Séance ciné : un parfum de rébellion

Céline Gobert
2012-05-11 17:00:00

Burton nous avait fait un peu peur avec son adaptation d’Alice au pays des merveilles, figée et froide, qui n’avait pas su réitérer la magie à laquelle son œuvre nous avait habitué. Avec cet Ombres et ténèbres, conte gothique dopé aux tubes seventies, il revient en force avec tous les ingrédients qui ont fait le sel de sa filmo : personnages bizarres, romantisme désuet, apologie de la différence.
Film hybride, dont l’étreinte humour/horreur se révèle réjouissante, le quinzième film de Burton offre à la fois un tableau barré et anachronique d’une famille de freaks- les Collins, cousins lointains de certains Adams…- et une relecture décomplexée du film de vampires, usé jusqu’à la corde ces derniers temps.
Le cinéaste- via une histoire fantastico-comique, quelque part entre Le Bal des vampires de Polanski (pour l’humour décalé) et le récent Vampire, vous avez dit vampire ? de Craig Gillepsie (pour le ton enlevé et moderne)- use habilement de son casting pour asseoir un propos original : Michelle Pfeiffer, icône des années 80 en maîtresse de château hanté (s’y croiseront spectres, sorcières, vampires et autres surprises dont on ne gâchera rien), Johnny Depp et Helena Bonham Carter, les acteurs burtoniens par excellence, et la nouvelle venue Eva Green, monstre blond ultra moderne, poupée glacée de magazine, reine capitaliste, sorcière au cœur de verre.
Au-delà d’un récit, déjà bien sympathique (malédiction familiale, amours contrariées, lutte pour le pouvoir), Burton s’échappe du ressort comique initial- qui s’appuie majoritairement sur les différences culturelles et sociales vécues par le vampire du 18ème siècle plongé en plein dans les années 70- pour livrer une critique sous-jacente de l’Amérique, à l’ère nouvelle du consumérisme.
Aux prémisses du capitalisme, il remonte aux origines des maux modernes : le M de McDonald devient ainsi symbole de Satan, et les adolescentes- via libération sexuelle, essor de la psychologie, mouvement hippie et féministe – commencent à se sexualiser.
Le film est d’un bout à l’autre du Burton tout craché : d'un côté, l’image léchée, le cadre étudié, la mécanique bien huilée laissent entrevoir des piques bien senties contre l’ordre établi (à l’instar du numéro musical d’Alice Cooper, freak décadent balancé à la face de la bourgoisie), et, de l'autre, l’atmosphère horrifique de l’ensemble se craquèle- par fulgurances, et révèle- en filigrane, l’immense sensibilité d’un cinéaste amoureux fou de ses monstres aux cœurs brisés.
M comme Mascarade

Ovationné à Cannes l’année dernière, Pater se traîne une sacrée bonne réputation.

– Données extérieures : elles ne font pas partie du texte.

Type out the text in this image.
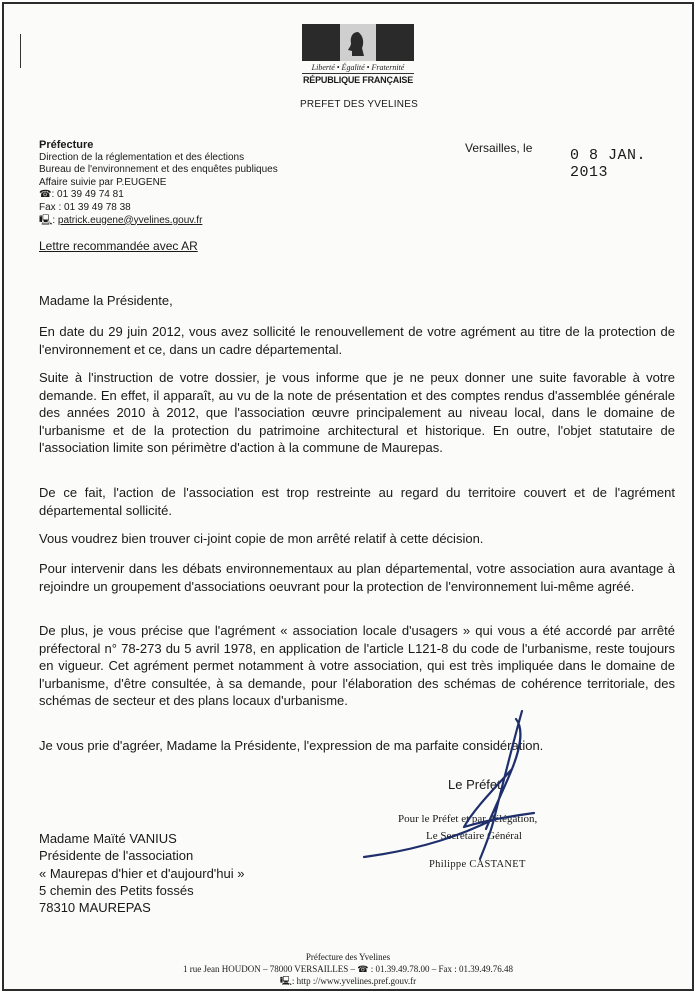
Liberté • Égalité • Fraternité
RÉPUBLIQUE FRANÇAISE
PREFET DES YVELINES
Préfecture
Direction de la réglementation et des élections
Bureau de l'environnement et des enquêtes publiques
Affaire suivie par P.EUGENE
☎: 01 39 49 74 81
Fax : 01 39 49 78 38
🖳: patrick.eugene@yvelines.gouv.fr
Versailles, le	0 8 JAN. 2013
Lettre recommandée avec AR
Madame la Présidente,
En date du 29 juin 2012, vous avez sollicité le renouvellement de votre agrément au titre de la protection de l'environnement et ce, dans un cadre départemental.
Suite à l'instruction de votre dossier, je vous informe que je ne peux donner une suite favorable à votre demande. En effet, il apparaît, au vu de la note de présentation et des comptes rendus d'assemblée générale des années 2010 à 2012, que l'association œuvre principalement au niveau local, dans le domaine de l'urbanisme et de la protection du patrimoine architectural et historique. En outre, l'objet statutaire de l'association limite son périmètre d'action à la commune de Maurepas.
De ce fait, l'action de l'association est trop restreinte au regard du territoire couvert et de l'agrément départemental sollicité.
Vous voudrez bien trouver ci-joint copie de mon arrêté relatif à cette décision.
Pour intervenir dans les débats environnementaux au plan départemental, votre association aura avantage à rejoindre un groupement d'associations oeuvrant pour la protection de l'environnement lui-même agréé.
De plus, je vous précise que l'agrément « association locale d'usagers » qui vous a été accordé par arrêté préfectoral n° 78-273 du 5 avril 1978, en application de l'article L121-8 du code de l'urbanisme, reste toujours en vigueur. Cet agrément permet notamment à votre association, qui est très impliquée dans le domaine de l'urbanisme, d'être consultée, à sa demande, pour l'élaboration des schémas de cohérence territoriale, des schémas de secteur et des plans locaux d'urbanisme.
Je vous prie d'agréer, Madame la Présidente, l'expression de ma parfaite considération.
Le Préfet
Pour le Préfet et par délégation,
Le Secrétaire Général
Philippe CASTANET
Madame Maïté VANIUS
Présidente de l'association
« Maurepas d'hier et d'aujourd'hui »
5 chemin des Petits fossés
78310 MAUREPAS
Préfecture des Yvelines
1 rue Jean HOUDON – 78000 VERSAILLES – ☎ : 01.39.49.78.00 – Fax : 01.39.49.76.48
🖳: http ://www.yvelines.pref.gouv.fr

La forme est audacieuse : pas de scénario, pas de personnages, pas de mise en scène. Le parti pris de Cavalier est radical : partir du réel, créer la fiction dans le réel, laisser la fiction envahir le réel.
Pas de frontière, pas d’enjeux. Juste du plaisir brut, pris sur le vif, à construire, déconstruire, réfléchir. Masturbation intellectuelle, bonjour !
Vincent Lindon, son fils (spirituel) et compagnon de voyage (cinématographique), se prête au jeu. Tous deux se filment, puis s’engouffrent dans un script qu’ils écrivent face caméra, devenant un Premier Ministre, et un Président.
C’est sûr que comparé à la Conquête de Xavier Durringer, qui retraçait la carrière de Nicolas Sarkozy, c’est un chef d’œuvre de liberté, une apologie- atypique et décalée- du non conformisme.
Pater, c’est du cinéma vérité, ou du cinéma mensonge. On ne sait trop.
Une sorte d’ovni en construction autour des notions de pouvoir, qui s’élève contre le capitalisme, la mascarade gouvernementale, et prône un retour à l’authentique, au tâtonnement, à l’art (ré)créatif.